Happy End am Klavier: von links:
Elvira (Brenda Rae), hinten: Lord Valton (Thomas Faulkner), mit dem Rücken: Sir
Giorgio (Kihwan Sim), Enrichetta (Bianca Andrew) und Arturo (John Osborn) (oben:
Chor)
Musikalisch lässt
der Abend keine Wünsche offen. Die hervorragende Sängerriege beschert mit
wunderbaren Melodien den Zuschauern einen Glücksmoment nach dem nächsten und
belegt, dass die Oper musikalisch wirklich ein Meisterwerk ist. Da ist zunächst
Brenda Rae als Elvira zu nennen. Mit intensivem Spiel und glasklaren, halsbrecherischen Koloraturen gestaltet sie
glaubhaft die Labilität und innere Zerrissenheit der
jungen Frau. Mädchenhaft naiv präsentiert sie die Partie zu Beginn des ersten
Aktes, wenn sie in einer Cabaletta mit ihrem Onkel Giorgio ihrer Freude darüber
freien Lauf lässt, dass ihr Vater seine Zustimmung zu einer Hochzeit mit Arturo
gegeben hat, und auch ihre Cabaletta "Son vergin vezzosa", in der sie sich mit
dem Schleier auf die bevorstehende Feier vorbereitet, gestaltet Rae mit frischer
Leichtigkeit und großer Beweglichkeit in den Läufen. Regelrecht zerbrechlich
präsentiert sie dann ihre große Wahnsinnsszene im zweiten Akt, "O rendetemi la
speme", wenn sie sich von Arturo verraten glaubt. John Osborn meistert die
anspruchsvolle Partie des Arturo mit höhensicherem Tenor, auch wenn er in den
extremen Spitzentönen ein wenig forcieren muss. Seine Auftrittskavatine im
ersten Akt, "A te, o cara", wenn er Elvira seine Brautgabe überreicht, und seine
Verzweiflungsarie im dritten Akt, "Credeasi, misera", wenn er fürchtet, zum Tode
verurteilt zu werden, nachdem er erneut einen kurzen Moment des Glücks mit
Elvira erleben durfte, avancieren mit Osborns weicher Stimmführung zu weiteren
Höhepunkten des Abends.
Iurii Samoilov
punktet als Riccardo mit markantem Bariton, der auch in den Höhen enorme
Durchschlagskraft besitzt. Mit großer Emotion spielt er die tiefen Gefühle für
Elvira aus und macht das Handeln der Figur damit gut nachvollziehbar. Kihwan Sim
begeistert als Sir Giorgio mit kraftvollem Bass. Im Duett mit Rae findet er im
ersten Akt zu einer betörenden Innigkeit, die nachvollziehbar macht, wieso
Elvira ihren Onkel als "padre" bezeichnet. Auch im zweiten Akt gelingt es ihm
stimmlich sehr überzeugend, Riccardo von seinen Racheplänen abzubringen, da er
erkennt, dass Elvira durch Arturos Tod nur noch größeres Leid erfahren würde.

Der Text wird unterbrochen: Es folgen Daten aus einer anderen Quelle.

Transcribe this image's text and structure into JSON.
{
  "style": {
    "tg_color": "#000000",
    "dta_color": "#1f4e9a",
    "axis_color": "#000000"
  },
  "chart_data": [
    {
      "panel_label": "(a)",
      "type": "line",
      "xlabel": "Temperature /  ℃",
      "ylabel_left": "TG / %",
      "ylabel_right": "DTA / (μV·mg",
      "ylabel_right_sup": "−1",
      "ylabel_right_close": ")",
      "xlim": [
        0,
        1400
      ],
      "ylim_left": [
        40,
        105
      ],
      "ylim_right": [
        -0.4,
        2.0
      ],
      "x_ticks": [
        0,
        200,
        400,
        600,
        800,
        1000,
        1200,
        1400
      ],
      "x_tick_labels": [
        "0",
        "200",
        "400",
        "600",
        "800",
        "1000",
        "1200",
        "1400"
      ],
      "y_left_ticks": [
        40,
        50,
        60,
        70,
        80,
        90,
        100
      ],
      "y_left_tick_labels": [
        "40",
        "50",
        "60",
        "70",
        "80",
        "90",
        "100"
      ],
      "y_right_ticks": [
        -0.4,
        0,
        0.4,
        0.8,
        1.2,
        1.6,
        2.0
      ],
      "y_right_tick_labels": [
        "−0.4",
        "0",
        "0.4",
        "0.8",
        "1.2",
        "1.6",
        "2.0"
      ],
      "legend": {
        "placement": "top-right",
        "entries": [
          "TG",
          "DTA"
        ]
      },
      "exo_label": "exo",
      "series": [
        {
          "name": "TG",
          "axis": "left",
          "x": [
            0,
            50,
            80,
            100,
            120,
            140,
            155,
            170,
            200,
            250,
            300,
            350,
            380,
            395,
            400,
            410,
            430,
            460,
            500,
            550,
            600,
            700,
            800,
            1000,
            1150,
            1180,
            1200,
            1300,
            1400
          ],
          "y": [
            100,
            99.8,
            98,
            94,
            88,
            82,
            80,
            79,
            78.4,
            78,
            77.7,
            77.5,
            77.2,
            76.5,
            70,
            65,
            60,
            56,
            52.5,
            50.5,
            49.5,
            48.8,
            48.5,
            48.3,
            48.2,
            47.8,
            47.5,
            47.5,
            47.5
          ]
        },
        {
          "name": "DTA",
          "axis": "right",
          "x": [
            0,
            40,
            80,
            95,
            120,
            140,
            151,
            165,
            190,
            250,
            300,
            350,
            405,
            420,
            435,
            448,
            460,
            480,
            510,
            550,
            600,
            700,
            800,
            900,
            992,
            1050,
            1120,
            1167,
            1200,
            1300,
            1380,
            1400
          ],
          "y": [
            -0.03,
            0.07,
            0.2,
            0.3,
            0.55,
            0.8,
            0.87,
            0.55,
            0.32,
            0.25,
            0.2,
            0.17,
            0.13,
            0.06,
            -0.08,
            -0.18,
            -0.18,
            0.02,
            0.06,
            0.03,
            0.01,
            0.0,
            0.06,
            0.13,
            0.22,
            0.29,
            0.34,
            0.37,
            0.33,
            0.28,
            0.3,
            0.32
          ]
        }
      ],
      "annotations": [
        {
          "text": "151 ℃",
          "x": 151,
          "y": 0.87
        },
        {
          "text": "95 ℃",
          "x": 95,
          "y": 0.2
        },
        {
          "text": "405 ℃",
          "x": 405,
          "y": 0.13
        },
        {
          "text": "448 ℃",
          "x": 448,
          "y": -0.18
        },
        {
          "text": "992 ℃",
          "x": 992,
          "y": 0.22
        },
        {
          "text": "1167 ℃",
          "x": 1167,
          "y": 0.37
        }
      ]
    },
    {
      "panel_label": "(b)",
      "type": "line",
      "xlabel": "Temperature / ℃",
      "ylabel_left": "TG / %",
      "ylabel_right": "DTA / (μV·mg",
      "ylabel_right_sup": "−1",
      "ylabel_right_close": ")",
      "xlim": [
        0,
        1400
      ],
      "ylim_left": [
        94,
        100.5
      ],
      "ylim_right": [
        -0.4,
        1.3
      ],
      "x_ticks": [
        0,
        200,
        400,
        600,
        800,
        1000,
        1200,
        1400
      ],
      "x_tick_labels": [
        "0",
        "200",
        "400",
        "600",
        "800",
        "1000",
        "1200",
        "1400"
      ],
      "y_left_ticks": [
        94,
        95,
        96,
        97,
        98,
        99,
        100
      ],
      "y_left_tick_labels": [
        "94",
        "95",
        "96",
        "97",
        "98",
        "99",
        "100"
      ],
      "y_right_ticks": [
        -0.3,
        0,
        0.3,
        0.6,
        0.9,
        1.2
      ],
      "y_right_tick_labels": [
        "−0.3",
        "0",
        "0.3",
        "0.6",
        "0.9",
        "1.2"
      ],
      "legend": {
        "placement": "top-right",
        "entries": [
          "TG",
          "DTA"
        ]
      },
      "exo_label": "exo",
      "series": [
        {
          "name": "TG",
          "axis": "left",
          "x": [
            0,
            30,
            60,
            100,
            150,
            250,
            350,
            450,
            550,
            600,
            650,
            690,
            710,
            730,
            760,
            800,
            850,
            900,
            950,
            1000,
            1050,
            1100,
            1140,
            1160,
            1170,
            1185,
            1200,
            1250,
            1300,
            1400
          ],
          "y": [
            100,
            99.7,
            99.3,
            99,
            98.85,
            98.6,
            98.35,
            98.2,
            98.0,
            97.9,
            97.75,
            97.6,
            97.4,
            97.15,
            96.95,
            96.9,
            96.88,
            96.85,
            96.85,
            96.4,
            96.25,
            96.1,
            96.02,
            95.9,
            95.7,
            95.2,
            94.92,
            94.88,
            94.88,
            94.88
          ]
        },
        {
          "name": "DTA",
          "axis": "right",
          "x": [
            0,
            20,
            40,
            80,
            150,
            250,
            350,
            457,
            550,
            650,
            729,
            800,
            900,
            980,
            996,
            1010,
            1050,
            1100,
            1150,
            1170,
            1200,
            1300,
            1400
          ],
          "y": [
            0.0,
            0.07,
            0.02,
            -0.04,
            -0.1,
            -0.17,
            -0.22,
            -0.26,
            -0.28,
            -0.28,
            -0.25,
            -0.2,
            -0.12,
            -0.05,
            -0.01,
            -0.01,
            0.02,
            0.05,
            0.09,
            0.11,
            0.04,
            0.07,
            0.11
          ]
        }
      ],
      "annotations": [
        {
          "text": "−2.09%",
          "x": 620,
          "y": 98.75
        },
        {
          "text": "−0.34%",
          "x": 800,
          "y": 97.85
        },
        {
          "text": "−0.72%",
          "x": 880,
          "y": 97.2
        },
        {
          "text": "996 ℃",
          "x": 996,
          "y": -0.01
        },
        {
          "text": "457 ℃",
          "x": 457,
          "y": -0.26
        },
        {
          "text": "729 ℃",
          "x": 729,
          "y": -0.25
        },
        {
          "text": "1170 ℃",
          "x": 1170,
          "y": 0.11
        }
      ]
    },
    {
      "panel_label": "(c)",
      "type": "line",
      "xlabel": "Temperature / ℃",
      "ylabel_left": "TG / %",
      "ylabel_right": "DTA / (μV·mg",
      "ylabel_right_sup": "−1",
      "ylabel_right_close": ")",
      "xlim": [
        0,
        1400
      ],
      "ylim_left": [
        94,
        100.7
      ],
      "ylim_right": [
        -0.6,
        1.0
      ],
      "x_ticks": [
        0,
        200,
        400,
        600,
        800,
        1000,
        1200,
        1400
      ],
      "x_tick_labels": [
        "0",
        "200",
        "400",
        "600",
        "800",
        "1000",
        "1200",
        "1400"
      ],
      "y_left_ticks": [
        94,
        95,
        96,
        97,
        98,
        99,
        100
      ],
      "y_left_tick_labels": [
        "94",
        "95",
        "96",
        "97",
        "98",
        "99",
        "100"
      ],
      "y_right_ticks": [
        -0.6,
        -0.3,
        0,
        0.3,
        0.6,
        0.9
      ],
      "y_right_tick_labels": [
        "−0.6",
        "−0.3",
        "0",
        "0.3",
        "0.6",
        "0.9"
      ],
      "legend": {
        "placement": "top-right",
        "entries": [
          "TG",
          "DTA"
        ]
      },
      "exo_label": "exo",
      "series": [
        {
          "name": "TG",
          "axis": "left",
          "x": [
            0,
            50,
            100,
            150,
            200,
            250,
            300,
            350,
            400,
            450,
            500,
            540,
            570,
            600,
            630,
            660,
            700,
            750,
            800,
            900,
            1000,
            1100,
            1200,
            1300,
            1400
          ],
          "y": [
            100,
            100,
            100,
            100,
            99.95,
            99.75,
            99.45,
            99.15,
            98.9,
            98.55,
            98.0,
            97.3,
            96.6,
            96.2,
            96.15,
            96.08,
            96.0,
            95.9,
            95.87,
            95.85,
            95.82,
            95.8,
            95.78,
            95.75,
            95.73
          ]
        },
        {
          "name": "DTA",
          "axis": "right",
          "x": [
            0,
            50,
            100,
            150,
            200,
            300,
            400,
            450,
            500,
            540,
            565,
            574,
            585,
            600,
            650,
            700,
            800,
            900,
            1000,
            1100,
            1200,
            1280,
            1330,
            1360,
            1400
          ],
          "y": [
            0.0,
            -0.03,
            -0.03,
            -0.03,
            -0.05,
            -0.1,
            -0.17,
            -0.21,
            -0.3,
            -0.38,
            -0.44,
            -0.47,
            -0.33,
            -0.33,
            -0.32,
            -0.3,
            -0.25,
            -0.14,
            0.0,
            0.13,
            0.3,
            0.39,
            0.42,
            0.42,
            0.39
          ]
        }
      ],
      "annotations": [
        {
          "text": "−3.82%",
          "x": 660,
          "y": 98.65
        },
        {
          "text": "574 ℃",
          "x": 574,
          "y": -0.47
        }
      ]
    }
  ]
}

Das große Duett "Suoni la tromba" wird von Sim und Samoilov sehr emotionsgeladen
gestaltet. Bianca Andrew punktet als abgesetzte Königin Enrichetta mit warmem
Mezzosopran. Thomas Faulkner und Michael Porter runden als Elviras Vater Lord
Valton und Riccardos Freund Sir Bruno Robertson das Solisten-Ensemble
überzeugend ab. Großes leistet auch der von Tilman Michael einstudierte Chor der
Oper Frankfurt, der einiges auf und auch hinter der Bühne zu singen hat. Tito
Ceccherini taucht mit dem Frankfurter Opern- und Museumsorchester tief in die
Partitur ein und zaubert wunderbare Melodienbögen aus dem Orchestergraben, so
dass es verdienten Jubel für die musikalische Leistung des Abends gibt.FAZIT
Bellinis letzte Oper I puritani ist musikalisch wirklich ein Meisterwerk.
Szenisch kann Vincent Boussards Regie aber nicht über die Mängel des Librettos
hinwegtäuschen.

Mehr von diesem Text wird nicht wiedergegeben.